Bill a 'crucial turning point' in government's bid to improve worker safety

Lawyer says province's proposal is a 'comprehensive' push for change in 2024

Bill a 'crucial turning point' in government's bid to improve worker safety

In 2024, Quebec could pass Bill 42 - "an Act to prevent and fight psychological harassment and sexual violence in the workplace." It was tabled November 23 and will now go through the provincial process of becoming law.

The primary goal is “to prevent on-site psychological harassment and sexual violence in the workplace, protect workers, and ensure the proper prevention and compensation for related injuries," says, Sarah-Émilie Dubois a senior associate at Dentons Canada specializing in occupational health and safety law.

She says it represents a significant step forward in addressing workplace harassment and violence. "This bill marks a crucial turning point in the government’s efforts to create safer workplaces. It's designed to protect the dignity and well-being of workers while streamlining the compensation process for those who have suffered from workplace-related sexual violence."

One of the key aspects of Bill 42 is its focus on addressing gaps in Quebec's existing legislation, particularly regarding compensation for workplace-related injuries arising from sexual violence.

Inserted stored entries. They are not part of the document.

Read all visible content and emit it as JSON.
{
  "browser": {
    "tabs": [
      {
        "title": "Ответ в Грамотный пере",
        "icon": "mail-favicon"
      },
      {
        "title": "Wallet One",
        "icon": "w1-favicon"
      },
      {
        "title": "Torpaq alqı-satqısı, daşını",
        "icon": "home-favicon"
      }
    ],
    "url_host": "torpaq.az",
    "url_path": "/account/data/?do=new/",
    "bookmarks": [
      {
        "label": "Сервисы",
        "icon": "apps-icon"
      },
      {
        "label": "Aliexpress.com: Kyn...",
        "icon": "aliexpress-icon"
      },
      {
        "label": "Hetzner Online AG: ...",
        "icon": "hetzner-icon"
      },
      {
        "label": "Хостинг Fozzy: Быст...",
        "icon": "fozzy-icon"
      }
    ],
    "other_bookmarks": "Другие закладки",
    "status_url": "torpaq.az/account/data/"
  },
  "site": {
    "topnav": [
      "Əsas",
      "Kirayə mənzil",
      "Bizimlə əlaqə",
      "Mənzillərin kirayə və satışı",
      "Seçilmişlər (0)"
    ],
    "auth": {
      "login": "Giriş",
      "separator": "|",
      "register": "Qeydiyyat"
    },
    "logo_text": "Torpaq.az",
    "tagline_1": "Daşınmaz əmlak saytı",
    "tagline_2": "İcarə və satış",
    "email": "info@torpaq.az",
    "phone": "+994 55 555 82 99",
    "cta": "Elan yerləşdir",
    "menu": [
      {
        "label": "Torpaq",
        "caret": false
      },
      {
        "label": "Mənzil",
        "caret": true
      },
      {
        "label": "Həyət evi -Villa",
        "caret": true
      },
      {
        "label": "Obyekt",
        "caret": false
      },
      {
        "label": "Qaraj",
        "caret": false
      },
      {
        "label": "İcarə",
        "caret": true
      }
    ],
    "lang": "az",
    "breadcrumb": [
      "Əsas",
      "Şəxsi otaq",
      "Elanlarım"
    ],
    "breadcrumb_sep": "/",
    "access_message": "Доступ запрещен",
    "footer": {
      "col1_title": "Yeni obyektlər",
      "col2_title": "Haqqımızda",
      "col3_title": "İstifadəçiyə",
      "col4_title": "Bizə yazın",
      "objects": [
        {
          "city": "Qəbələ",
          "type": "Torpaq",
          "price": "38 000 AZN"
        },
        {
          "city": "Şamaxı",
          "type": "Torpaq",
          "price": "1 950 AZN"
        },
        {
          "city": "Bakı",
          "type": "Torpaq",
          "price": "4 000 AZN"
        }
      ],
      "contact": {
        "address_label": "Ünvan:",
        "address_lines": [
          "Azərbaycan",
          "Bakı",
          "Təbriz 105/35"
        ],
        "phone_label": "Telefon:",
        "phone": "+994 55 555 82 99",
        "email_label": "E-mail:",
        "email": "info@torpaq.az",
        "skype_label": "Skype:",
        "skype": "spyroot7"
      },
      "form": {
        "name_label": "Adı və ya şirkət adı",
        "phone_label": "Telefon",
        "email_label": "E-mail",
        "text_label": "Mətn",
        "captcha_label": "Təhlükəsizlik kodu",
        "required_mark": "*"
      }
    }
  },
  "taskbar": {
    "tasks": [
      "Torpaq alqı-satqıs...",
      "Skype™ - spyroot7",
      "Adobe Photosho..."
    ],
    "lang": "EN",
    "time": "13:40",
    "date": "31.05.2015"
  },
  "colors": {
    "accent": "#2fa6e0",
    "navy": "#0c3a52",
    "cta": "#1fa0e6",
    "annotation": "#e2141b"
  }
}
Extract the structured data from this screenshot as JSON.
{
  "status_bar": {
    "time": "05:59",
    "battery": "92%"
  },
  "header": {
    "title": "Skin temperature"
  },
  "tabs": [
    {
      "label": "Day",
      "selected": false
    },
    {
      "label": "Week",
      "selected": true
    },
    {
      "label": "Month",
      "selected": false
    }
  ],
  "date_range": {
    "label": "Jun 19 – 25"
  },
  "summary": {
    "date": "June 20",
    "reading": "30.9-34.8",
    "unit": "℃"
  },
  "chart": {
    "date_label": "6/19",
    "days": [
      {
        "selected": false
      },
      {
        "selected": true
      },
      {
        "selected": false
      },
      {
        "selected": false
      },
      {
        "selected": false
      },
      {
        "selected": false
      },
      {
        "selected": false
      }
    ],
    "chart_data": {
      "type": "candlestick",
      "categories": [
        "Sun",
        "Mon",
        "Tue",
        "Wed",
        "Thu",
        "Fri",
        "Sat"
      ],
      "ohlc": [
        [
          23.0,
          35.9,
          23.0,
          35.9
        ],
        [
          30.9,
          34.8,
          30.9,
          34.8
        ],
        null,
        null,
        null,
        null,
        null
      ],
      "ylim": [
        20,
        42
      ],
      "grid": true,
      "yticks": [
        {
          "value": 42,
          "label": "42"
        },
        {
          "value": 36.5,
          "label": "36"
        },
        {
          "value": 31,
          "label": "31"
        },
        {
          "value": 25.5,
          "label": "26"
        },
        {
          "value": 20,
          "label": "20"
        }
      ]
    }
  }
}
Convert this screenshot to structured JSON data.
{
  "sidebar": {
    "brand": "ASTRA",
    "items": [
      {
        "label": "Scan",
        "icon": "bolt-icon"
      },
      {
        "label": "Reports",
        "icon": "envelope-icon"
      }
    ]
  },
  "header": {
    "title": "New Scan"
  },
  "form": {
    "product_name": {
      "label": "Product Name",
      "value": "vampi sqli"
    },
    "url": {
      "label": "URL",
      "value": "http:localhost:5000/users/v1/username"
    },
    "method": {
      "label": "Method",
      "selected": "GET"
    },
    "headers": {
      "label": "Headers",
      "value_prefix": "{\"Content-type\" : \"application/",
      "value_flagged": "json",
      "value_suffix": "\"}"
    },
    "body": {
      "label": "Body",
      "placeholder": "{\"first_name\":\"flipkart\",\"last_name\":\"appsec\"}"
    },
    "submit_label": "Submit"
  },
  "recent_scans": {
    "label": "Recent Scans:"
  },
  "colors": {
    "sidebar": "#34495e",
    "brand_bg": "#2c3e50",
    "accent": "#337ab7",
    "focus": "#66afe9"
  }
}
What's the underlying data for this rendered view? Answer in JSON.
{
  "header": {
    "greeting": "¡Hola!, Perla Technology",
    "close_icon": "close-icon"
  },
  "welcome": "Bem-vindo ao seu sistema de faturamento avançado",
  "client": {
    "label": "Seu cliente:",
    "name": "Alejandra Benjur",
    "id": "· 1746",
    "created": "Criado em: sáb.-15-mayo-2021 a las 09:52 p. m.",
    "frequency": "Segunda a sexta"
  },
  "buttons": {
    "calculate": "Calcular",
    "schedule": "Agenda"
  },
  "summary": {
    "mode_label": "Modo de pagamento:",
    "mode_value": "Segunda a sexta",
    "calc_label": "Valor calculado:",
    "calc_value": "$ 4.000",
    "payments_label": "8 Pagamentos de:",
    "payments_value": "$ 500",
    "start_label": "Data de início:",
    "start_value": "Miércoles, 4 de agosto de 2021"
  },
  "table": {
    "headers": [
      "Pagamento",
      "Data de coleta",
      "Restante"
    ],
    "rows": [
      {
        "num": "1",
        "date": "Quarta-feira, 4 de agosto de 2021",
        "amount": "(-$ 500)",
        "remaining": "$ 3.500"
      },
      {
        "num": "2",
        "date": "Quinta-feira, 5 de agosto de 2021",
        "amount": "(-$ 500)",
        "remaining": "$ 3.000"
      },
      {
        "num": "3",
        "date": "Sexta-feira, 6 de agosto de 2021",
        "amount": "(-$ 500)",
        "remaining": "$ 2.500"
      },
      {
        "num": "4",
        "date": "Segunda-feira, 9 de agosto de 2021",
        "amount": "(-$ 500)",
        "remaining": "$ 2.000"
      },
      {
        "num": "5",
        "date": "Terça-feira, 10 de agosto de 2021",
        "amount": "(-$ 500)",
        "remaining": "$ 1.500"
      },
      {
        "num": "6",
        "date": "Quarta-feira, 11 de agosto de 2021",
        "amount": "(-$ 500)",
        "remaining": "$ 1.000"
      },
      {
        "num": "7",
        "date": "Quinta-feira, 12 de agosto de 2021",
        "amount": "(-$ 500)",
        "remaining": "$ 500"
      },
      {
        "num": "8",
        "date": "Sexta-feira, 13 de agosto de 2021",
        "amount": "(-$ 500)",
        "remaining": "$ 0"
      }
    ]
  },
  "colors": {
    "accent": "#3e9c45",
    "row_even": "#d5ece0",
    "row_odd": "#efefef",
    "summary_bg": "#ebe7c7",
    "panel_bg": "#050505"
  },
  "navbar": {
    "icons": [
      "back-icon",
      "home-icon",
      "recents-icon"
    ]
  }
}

Dubois says these gaps primarily concern the ability of workers to demonstrate their injuries are linked to sexual violence occurring in the workplace.

To address these gaps, Bill 42 introduces two key presumptions:

  1. Presumption for sexual violence at workplace: This presumption applies when sexual violence occurs in the workplace, involving a worker, another worker, an employer, or one of the employer's executives. "Under this presumption, an employment injury or disease is presumed to arise out of and in the course of the worker's employment, removing the burden of demonstrating causation from the worker."
  2. Presumption for Diseases Due to Sexual Violence: This broader presumption applies to diseases resulting from sexual violence, even when the violence is not directly related to the workplace but involves a customer or other third party. According to Dubois, "Any disease arising within three months after the worker suffers sexual violence is presumed to be an employment injury, simplifying the compensation process for victims."

When asked about the timing of this bill, Dubois explains that it follows a significant reform in health and safety legislation two years ago. With most of those changes already in place, the government is now focusing on ensuring employers take responsibility for preventing workplace-related injuries, including those resulting from sexual violence. Bill 42's provisions compliment this approach by emphasizing the need for employers to take measures to prevent and address harassment sexual violence in the workplace.

Regarding the impact on workers, especially women, Dubois believes that while the bill is still in the early stages of discussion, it has the potential to benefit all workers, as workplace harassment and sexual violence affect people of all genders. She notes, "this bill represents a comprehensive effort to create a safer and more inclusive work environment. It underscores the government's commitment to protecting the rights and well-being of workers."

As for the timeline for Bill 42 becoming law, Dubois suggests that the bill will likely go through committee discussions in February or March, with a possible implementation date in October next year. However, this timeline is subject to change as the legislative process unfolds.